Kitchen Sink Psychology      
          

 

Kitchen Sink Psychology by Dorothy Cotton

NOT RELEASED FOR PUBLICATION

Guilt is a hormonal change induced at childbirth. I concluded that about 17 years ago when my first child was born. If you go back to work, you feel guilty about not staying home. If you stay home, you feel guilty about depriving your children and family of funds for all those essential lessons and electronic stuff. You can even feel guilty for bringing kids into this evil world or adding to overpopulation. Actually, you don't even have to have childbirth to have guilt (although it really helps). You can feel guilty about choosing not to have kids, you can feel guilty about not being able to have kids, you can feel guilty about not providing the requisite grandchildren. As your kids age, you can feel guilty about making them clean out the kitchen sink (mean mother) or guilty about not making them clean out the kitchen sink (lack of discipline).

I am apparently not the only one who has noticed the great value of guilt in the modern world. Market researchers are busy carrying out extensive studies to determine how best to use guilt to make you buy their products. No, I'm not kidding. An article in the latest issue of the Journal of Applied Psychology reveals an intensive assessment of how best to use the concept of guilt to induce people to buy specific products. As is always the case, this is more complicated than meets the eye. First, you have to decide who you are going to use as guinea pigs in your study. Here, they automatically used working mothers. They note that "considerable research suggests that working mothers experience a variety of guilt-induced forms of stress." No kidding. Next, you have to carefully decide exactly what it is that you want working mothers to feel guilty about. Naturally, anything to do with kids works the best. In this study, they decided to make people feel guilty about bread and dental floss. Personally, I think these were excellent choices. I could write a book on ways to lie to your dentist about how often you floss. As far as bread is concerned, I have always thought it would be a marketing stroke of genius if they could come up with a way to make it look like you are buying a loaf of all- natural 17-grain stone ground hand-kneaded preservative-free bread when you are actually getting the foam-rubber white stuff because that's the only thing your kids will eat. If you could develop such a marketing trick, it would go a long way toward reducing supermarket guilt.
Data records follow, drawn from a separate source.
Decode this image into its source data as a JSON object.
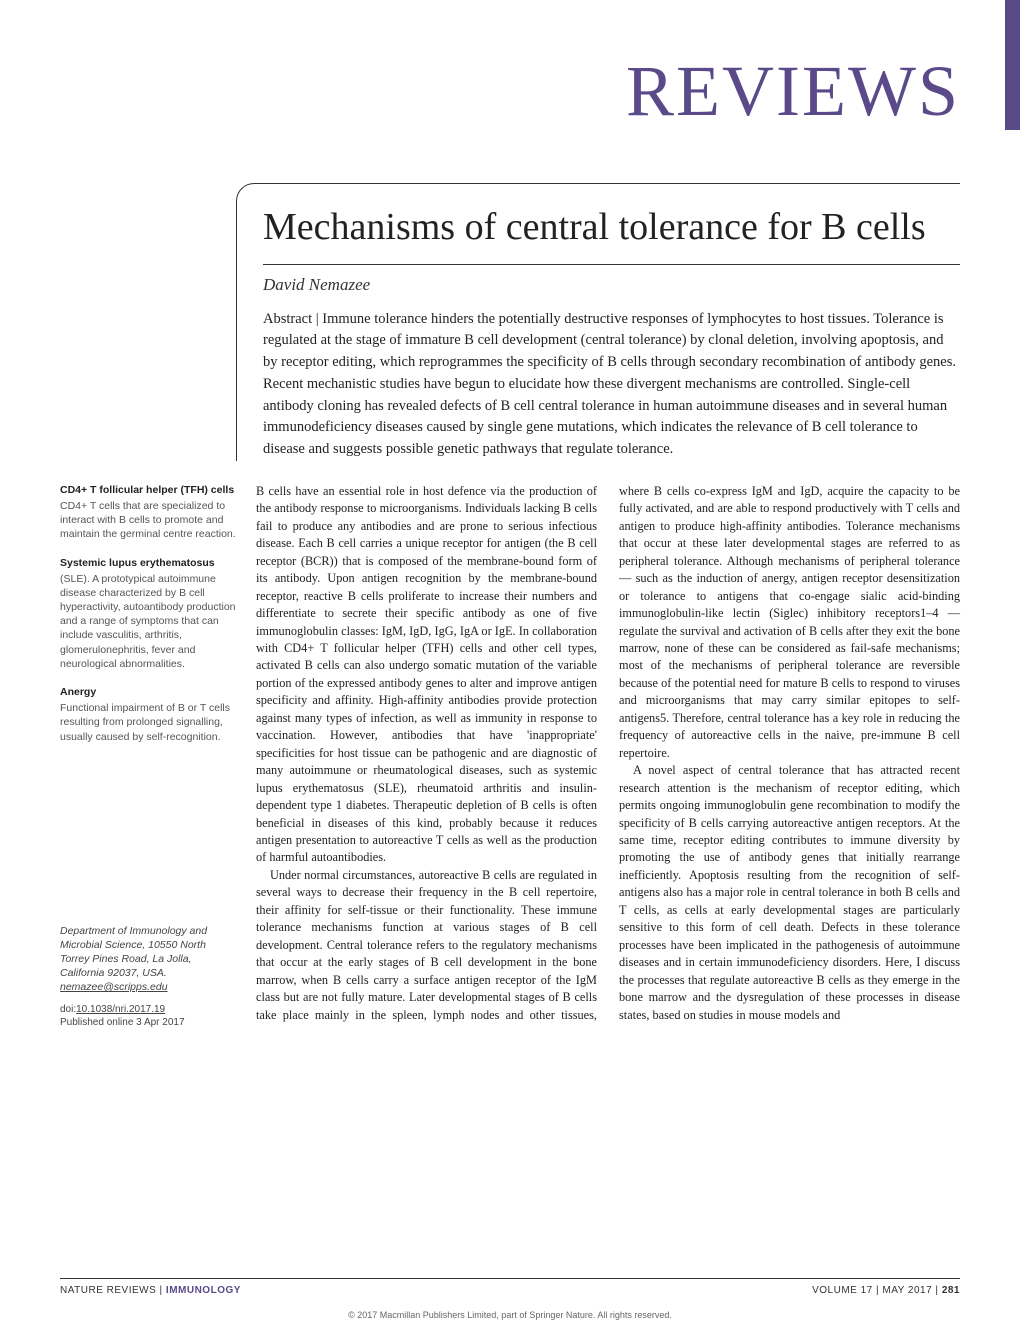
{
  "masthead": "REVIEWS",
  "article": {
    "title": "Mechanisms of central tolerance for B cells",
    "author": "David Nemazee",
    "abstract_label": "Abstract | ",
    "abstract": "Immune tolerance hinders the potentially destructive responses of lymphocytes to host tissues. Tolerance is regulated at the stage of immature B cell development (central tolerance) by clonal deletion, involving apoptosis, and by receptor editing, which reprogrammes the specificity of B cells through secondary recombination of antibody genes. Recent mechanistic studies have begun to elucidate how these divergent mechanisms are controlled. Single-cell antibody cloning has revealed defects of B cell central tolerance in human autoimmune diseases and in several human immunodeficiency diseases caused by single gene mutations, which indicates the relevance of B cell tolerance to disease and suggests possible genetic pathways that regulate tolerance."
  },
  "sidebar": {
    "terms": [
      {
        "term": "CD4+ T follicular helper (TFH) cells",
        "def": "CD4+ T cells that are specialized to interact with B cells to promote and maintain the germinal centre reaction."
      },
      {
        "term": "Systemic lupus erythematosus",
        "def": "(SLE). A prototypical autoimmune disease characterized by B cell hyperactivity, autoantibody production and a range of symptoms that can include vasculitis, arthritis, glomerulonephritis, fever and neurological abnormalities."
      },
      {
        "term": "Anergy",
        "def": "Functional impairment of B or T cells resulting from prolonged signalling, usually caused by self-recognition."
      }
    ],
    "affiliation": "Department of Immunology and Microbial Science, 10550 North Torrey Pines Road, La Jolla, California 92037, USA.",
    "email": "nemazee@scripps.edu",
    "doi": "10.1038/nri.2017.19",
    "published": "Published online 3 Apr 2017"
  },
  "body": {
    "p1": "B cells have an essential role in host defence via the production of the antibody response to microorganisms. Individuals lacking B cells fail to produce any antibodies and are prone to serious infectious disease. Each B cell carries a unique receptor for antigen (the B cell receptor (BCR)) that is composed of the membrane-bound form of its antibody. Upon antigen recognition by the membrane-bound receptor, reactive B cells proliferate to increase their numbers and differentiate to secrete their specific antibody as one of five immunoglobulin classes: IgM, IgD, IgG, IgA or IgE. In collaboration with CD4+ T follicular helper (TFH) cells and other cell types, activated B cells can also undergo somatic mutation of the variable portion of the expressed antibody genes to alter and improve antigen specificity and affinity. High-affinity antibodies provide protection against many types of infection, as well as immunity in response to vaccination. However, antibodies that have 'inappropriate' specificities for host tissue can be pathogenic and are diagnostic of many autoimmune or rheumatological diseases, such as systemic lupus erythematosus (SLE), rheumatoid arthritis and insulin-dependent type 1 diabetes. Therapeutic depletion of B cells is often beneficial in diseases of this kind, probably because it reduces antigen presentation to autoreactive T cells as well as the production of harmful autoantibodies.",
    "p2": "Under normal circumstances, autoreactive B cells are regulated in several ways to decrease their frequency in the B cell repertoire, their affinity for self-tissue or their functionality. These immune tolerance mechanisms function at various stages of B cell development. Central tolerance refers to the regulatory mechanisms that occur at the early stages of B cell development in the bone marrow, when B cells carry a surface antigen receptor of the IgM class but are not fully mature. Later developmental stages of B cells take place mainly in the spleen, lymph nodes and other tissues, where B cells co-express IgM and IgD, acquire the capacity to be fully activated, and are able to respond productively with T cells and antigen to produce high-affinity antibodies. Tolerance mechanisms that occur at these later developmental stages are referred to as peripheral tolerance. Although mechanisms of peripheral tolerance — such as the induction of anergy, antigen receptor desensitization or tolerance to antigens that co-engage sialic acid-binding immunoglobulin-like lectin (Siglec) inhibitory receptors1–4 — regulate the survival and activation of B cells after they exit the bone marrow, none of these can be considered as fail-safe mechanisms; most of the mechanisms of peripheral tolerance are reversible because of the potential need for mature B cells to respond to viruses and microorganisms that may carry similar epitopes to self-antigens5. Therefore, central tolerance has a key role in reducing the frequency of autoreactive cells in the naive, pre-immune B cell repertoire.",
    "p3": "A novel aspect of central tolerance that has attracted recent research attention is the mechanism of receptor editing, which permits ongoing immunoglobulin gene recombination to modify the specificity of B cells carrying autoreactive antigen receptors. At the same time, receptor editing contributes to immune diversity by promoting the use of antibody genes that initially rearrange inefficiently. Apoptosis resulting from the recognition of self-antigens also has a major role in central tolerance in both B cells and T cells, as cells at early developmental stages are particularly sensitive to this form of cell death. Defects in these tolerance processes have been implicated in the pathogenesis of autoimmune diseases and in certain immunodeficiency disorders. Here, I discuss the processes that regulate autoreactive B cells as they emerge in the bone marrow and the dysregulation of these processes in disease states, based on studies in mouse models and"
  },
  "footer": {
    "left_prefix": "NATURE REVIEWS | ",
    "journal": "IMMUNOLOGY",
    "right": "VOLUME 17 | MAY 2017 | ",
    "page": "281",
    "copyright": "© 2017 Macmillan Publishers Limited, part of Springer Nature. All rights reserved."
  },
  "colors": {
    "accent": "#5b4a8a",
    "text": "#222222",
    "sidebar_text": "#555555",
    "background": "#ffffff"
  },
  "typography": {
    "masthead_fontsize": 72,
    "title_fontsize": 38,
    "author_fontsize": 17,
    "abstract_fontsize": 14.5,
    "body_fontsize": 12.3,
    "sidebar_fontsize": 10.5,
    "footer_fontsize": 10
  }
}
Anyhow, back to the study. The authors made up a bunch of different ads which were supposed to make you feel either just a little guilty ("It's a good idea to teach your kids to floss") or really guilty ("If you don't teach your kids to floss right this very minute they will grow up to be serial murderers and it will all be your fault.") The question they asked was essentially: If you make people feel guilty, are they more likely to buy your product--and is it more effective to make them feel a little guilty or really guilty?
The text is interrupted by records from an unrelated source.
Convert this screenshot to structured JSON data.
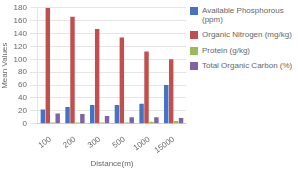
{
  "chart_data": {
    "type": "bar",
    "categories": [
      "100",
      "200",
      "300",
      "500",
      "1000",
      "15000"
    ],
    "series": [
      {
        "name": "Available Phosphorous\n(ppm)",
        "color": "#4472C4",
        "values": [
          22,
          26,
          29,
          29,
          31,
          60
        ]
      },
      {
        "name": "Organic Nitrogen (mg/kg)",
        "color": "#C0504D",
        "values": [
          180,
          166,
          147,
          134,
          112,
          100
        ]
      },
      {
        "name": "Protein (g/kg)",
        "color": "#9BBB59",
        "values": [
          2,
          2,
          2,
          2,
          3,
          4
        ]
      },
      {
        "name": "Total Organic Carbon (%)",
        "color": "#8064A2",
        "values": [
          16,
          15,
          12,
          10,
          10,
          9
        ]
      }
    ],
    "xlabel": "Distance(m)",
    "ylabel": "Mean Values",
    "ylim": [
      0,
      180
    ],
    "yticks": [
      0,
      20,
      40,
      60,
      80,
      100,
      120,
      140,
      160,
      180
    ],
    "grid": true,
    "legend": "right"
  }
}
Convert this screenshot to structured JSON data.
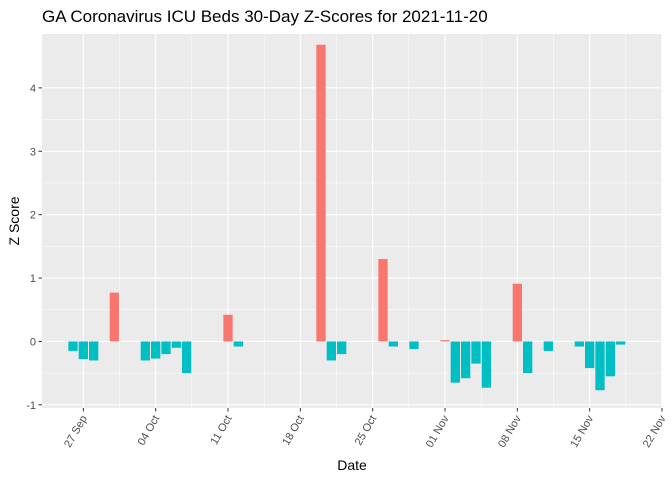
{
  "chart_data": {
    "type": "bar",
    "title": "GA Coronavirus ICU Beds 30-Day Z-Scores for 2021-11-20",
    "xlabel": "Date",
    "ylabel": "Z Score",
    "x_range": [
      "2021-09-23",
      "2021-11-22"
    ],
    "ylim": [
      -1.05,
      4.85
    ],
    "y_ticks": [
      -1,
      0,
      1,
      2,
      3,
      4
    ],
    "x_ticks": [
      {
        "date": "2021-09-27",
        "label": "27 Sep"
      },
      {
        "date": "2021-10-04",
        "label": "04 Oct"
      },
      {
        "date": "2021-10-11",
        "label": "11 Oct"
      },
      {
        "date": "2021-10-18",
        "label": "18 Oct"
      },
      {
        "date": "2021-10-25",
        "label": "25 Oct"
      },
      {
        "date": "2021-11-01",
        "label": "01 Nov"
      },
      {
        "date": "2021-11-08",
        "label": "08 Nov"
      },
      {
        "date": "2021-11-15",
        "label": "15 Nov"
      },
      {
        "date": "2021-11-22",
        "label": "22 Nov"
      }
    ],
    "grid": true,
    "legend": "none",
    "colors": {
      "positive": "#F8766D",
      "negative": "#00BFC4",
      "panel": "#EBEBEB",
      "grid": "#FFFFFF"
    },
    "bars": [
      {
        "date": "2021-09-26",
        "value": -0.15
      },
      {
        "date": "2021-09-27",
        "value": -0.28
      },
      {
        "date": "2021-09-28",
        "value": -0.3
      },
      {
        "date": "2021-09-30",
        "value": 0.77
      },
      {
        "date": "2021-10-03",
        "value": -0.3
      },
      {
        "date": "2021-10-04",
        "value": -0.27
      },
      {
        "date": "2021-10-05",
        "value": -0.2
      },
      {
        "date": "2021-10-06",
        "value": -0.1
      },
      {
        "date": "2021-10-07",
        "value": -0.5
      },
      {
        "date": "2021-10-11",
        "value": 0.42
      },
      {
        "date": "2021-10-12",
        "value": -0.08
      },
      {
        "date": "2021-10-20",
        "value": 4.68
      },
      {
        "date": "2021-10-21",
        "value": -0.3
      },
      {
        "date": "2021-10-22",
        "value": -0.2
      },
      {
        "date": "2021-10-26",
        "value": 1.3
      },
      {
        "date": "2021-10-27",
        "value": -0.08
      },
      {
        "date": "2021-10-29",
        "value": -0.12
      },
      {
        "date": "2021-11-01",
        "value": 0.02
      },
      {
        "date": "2021-11-02",
        "value": -0.65
      },
      {
        "date": "2021-11-03",
        "value": -0.58
      },
      {
        "date": "2021-11-04",
        "value": -0.35
      },
      {
        "date": "2021-11-05",
        "value": -0.73
      },
      {
        "date": "2021-11-08",
        "value": 0.91
      },
      {
        "date": "2021-11-09",
        "value": -0.5
      },
      {
        "date": "2021-11-11",
        "value": -0.15
      },
      {
        "date": "2021-11-14",
        "value": -0.08
      },
      {
        "date": "2021-11-15",
        "value": -0.42
      },
      {
        "date": "2021-11-16",
        "value": -0.77
      },
      {
        "date": "2021-11-17",
        "value": -0.55
      },
      {
        "date": "2021-11-18",
        "value": -0.05
      }
    ]
  }
}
The study goes on to report some interesting results. First, they have a bunch of tables and numbers and asterisks and Greek letters. After you skip over that stuff, you find out that most of the people in the study got mad. It turns out that people don't much like it when you make them feel guilty. The guiltier you make them feel, the madder they got. As you might guess, people do not want to buy your product if you make them mad. It seems that the secret is to make them feel guilty without making them mad.
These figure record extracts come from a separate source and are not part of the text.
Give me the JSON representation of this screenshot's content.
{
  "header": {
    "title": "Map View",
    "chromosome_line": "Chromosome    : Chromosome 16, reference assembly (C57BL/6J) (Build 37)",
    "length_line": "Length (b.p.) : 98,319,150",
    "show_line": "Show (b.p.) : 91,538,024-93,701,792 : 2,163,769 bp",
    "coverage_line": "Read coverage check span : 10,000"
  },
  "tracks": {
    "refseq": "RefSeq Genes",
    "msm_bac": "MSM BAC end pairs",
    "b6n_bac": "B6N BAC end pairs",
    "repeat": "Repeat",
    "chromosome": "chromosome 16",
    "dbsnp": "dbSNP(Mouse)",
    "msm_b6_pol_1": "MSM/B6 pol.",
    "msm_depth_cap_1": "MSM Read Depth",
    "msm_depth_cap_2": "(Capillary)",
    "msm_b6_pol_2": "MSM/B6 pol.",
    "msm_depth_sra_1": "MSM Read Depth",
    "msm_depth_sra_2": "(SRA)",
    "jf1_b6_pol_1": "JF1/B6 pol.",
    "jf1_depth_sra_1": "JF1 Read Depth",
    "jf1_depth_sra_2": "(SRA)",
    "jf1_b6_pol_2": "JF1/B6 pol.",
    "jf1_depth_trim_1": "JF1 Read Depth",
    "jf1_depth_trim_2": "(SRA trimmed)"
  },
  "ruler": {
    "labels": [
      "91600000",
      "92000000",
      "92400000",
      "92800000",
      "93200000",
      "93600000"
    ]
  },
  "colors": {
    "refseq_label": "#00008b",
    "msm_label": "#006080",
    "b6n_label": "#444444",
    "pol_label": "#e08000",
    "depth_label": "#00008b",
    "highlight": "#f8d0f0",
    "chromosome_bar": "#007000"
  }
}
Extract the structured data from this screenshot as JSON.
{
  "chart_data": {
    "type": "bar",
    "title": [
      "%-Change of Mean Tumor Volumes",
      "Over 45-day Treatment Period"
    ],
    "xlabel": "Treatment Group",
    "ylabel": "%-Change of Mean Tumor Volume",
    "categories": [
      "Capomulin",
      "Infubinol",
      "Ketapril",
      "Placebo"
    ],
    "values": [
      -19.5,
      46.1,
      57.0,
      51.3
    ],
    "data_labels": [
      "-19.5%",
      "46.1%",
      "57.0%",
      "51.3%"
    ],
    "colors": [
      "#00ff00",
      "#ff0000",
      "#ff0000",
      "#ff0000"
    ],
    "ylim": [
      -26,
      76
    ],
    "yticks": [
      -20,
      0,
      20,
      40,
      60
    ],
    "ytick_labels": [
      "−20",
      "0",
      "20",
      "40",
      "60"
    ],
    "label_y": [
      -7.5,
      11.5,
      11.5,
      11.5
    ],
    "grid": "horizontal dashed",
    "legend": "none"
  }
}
Frankly, I think there are some problems with this research. To begin with, I really don't want to have to feel guilty about things like bread and dental floss. I'd rather save my guilt for more important things like not returning the permission slips to school on time or forgetting to play tooth fairy and damaging my child for life. Besides, (and the authors of the study point this out), it may be very difficult to make people feel guilty, without making them mad. It would be Ok with me if we didn't bother trying.